Issue Discovered - Service disruption in Europe
Incident Report for xMatters
Postmortem

What happened?

On March 9, 2019, at approximately 5:04 PM GMT, the xMatters monitoring tools alerted Client Assistance to an issue with the notification services in the European region. During the resolution of the issue, with lasted approximately 25 minutes, notifications were being created but not sent to the intended recipients. New events and responses to existing notifications were still being accepted and processed, and the web user interface was accessible and fully responsive, but no new notifications were going out.

Why did it happen?

This issue occurred when a queuing mechanism shared between multiple services ran out of available connections, resulting in a lack of available resources for notification delivery in the European region. The root cause of the issue was that unused or expired connections between services were not being cleared, causing a degradation in performance that triggered the alert from the xMatters monitoring tools.

How did we respond?

As soon as the xMatters monitoring tools alerted Client Assistance to an issue, they launched a Severity-1 incident and initiated the internal major incident management process. The incident response teams quickly verified that notifications were not being sent and began working to isolate the cause of the performance degradation and to mitigate the impact to customers. The teams began a rolling restart of the affected services to reduce the bottleneck in the queuing mechanism, which immediately improved performance and restored notification delivery service for all affected customers. Once the teams confirmed that notifications were being sent, they continued monitoring the performance of the affected service and investigating the root cause. When the rolling restarts had completed, the teams confirmed that all services had been restored.

What are we doing to prevent it from happening again?

To prevent the issue from reoccurring while working on a permanent solution, the teams implemented an automatic restart schedule for the affected services that purges queue connections and ensures that capacity is freed on a regular basis. Due to service redundancy within the xMatters infrastructure, this action does not affect performance or notification delivery. The Engineering team optimized the use of connections by the queuing mechanism and designed an automated connection clearing schedule. The changes were developed and tested for the xMatters On-Demand 5.5.250 release, which was implemented in all production systems on March 14, 2019.

Timeline:

March 9, 2019 - 5:04 PM - xMatters monitoring tools alert to notification issues in the European region

5:05 PM - Severity-1 incident initiated

5:06 PM - Issue verified; multiple services cannot get connection to queue

5:07 PM - Impacted services restarted

5:30 PM - Performance improvement verified; services are restored

5:45 PM - Rolling restarts continue; no impact to customer services

5:50 PM - Verification and service checks continue

6:19 PM - Monitoring to ensure full service and performance

7:01 PM - Issue resolved.

If you have any questions, please visit: http://support.xmatters.com

Posted Mar 15, 2019 - 15:30 PDT

Resolved
The issue has been addressed, and all services have been restored.
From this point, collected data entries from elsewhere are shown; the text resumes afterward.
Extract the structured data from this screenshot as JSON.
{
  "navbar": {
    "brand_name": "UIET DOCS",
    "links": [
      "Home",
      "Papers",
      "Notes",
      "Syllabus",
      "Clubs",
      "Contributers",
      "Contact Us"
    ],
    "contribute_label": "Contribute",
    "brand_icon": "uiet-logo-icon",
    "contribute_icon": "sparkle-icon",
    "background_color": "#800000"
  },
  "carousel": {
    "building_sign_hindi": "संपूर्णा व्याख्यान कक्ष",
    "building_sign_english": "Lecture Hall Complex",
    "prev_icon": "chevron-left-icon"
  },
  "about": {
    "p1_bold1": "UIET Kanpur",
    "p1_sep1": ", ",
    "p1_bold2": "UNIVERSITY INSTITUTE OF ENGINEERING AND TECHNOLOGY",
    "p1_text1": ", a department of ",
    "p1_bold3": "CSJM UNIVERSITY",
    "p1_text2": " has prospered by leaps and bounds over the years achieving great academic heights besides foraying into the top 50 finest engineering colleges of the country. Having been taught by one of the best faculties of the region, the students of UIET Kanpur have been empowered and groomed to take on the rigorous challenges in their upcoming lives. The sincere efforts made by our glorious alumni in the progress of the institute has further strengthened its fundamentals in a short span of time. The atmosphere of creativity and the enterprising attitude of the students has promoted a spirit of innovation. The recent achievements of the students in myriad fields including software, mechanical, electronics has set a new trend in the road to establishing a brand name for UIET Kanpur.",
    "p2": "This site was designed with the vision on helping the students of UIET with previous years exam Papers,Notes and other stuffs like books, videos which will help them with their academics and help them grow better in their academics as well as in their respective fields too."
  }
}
Thank you for your patience while we addressed this matter.
Posted Mar 09, 2019 - 11:19 PST
Monitoring
The xMatters Incident Response team has deployed a fix for the issue. We are currently monitoring the situation to ensure the implementation is stable and that all services are restored.
Posted Mar 09, 2019 - 11:12 PST
Identified
The xMatters Incident Response team has identified the source of the issue and is working on a fix. We will update once a solution has been identified and implemented.
Posted Mar 09, 2019 - 11:01 PST
Investigating
The xMatters monitoring tools have identified a potential issue with notification delivery for xMatters On-Demand for some clients located in Europe. We are currently investigating the issue, and will update as information becomes available.

If you are also experiencing issues, or if you're not sure whether this issue impacts your service, please contact xMatters Client Assistance at https://support.xmatters.com/hc/en-us/requests/new - our support agents are waiting to help.
Posted Mar 09, 2019 - 10:49 PST
This incident affected: Europe, Middle East, and Africa (Web Interface, Email Notifications, SMS Notifications, Voice Notifications, Conferencing, Integration Platform, API, Mobile App).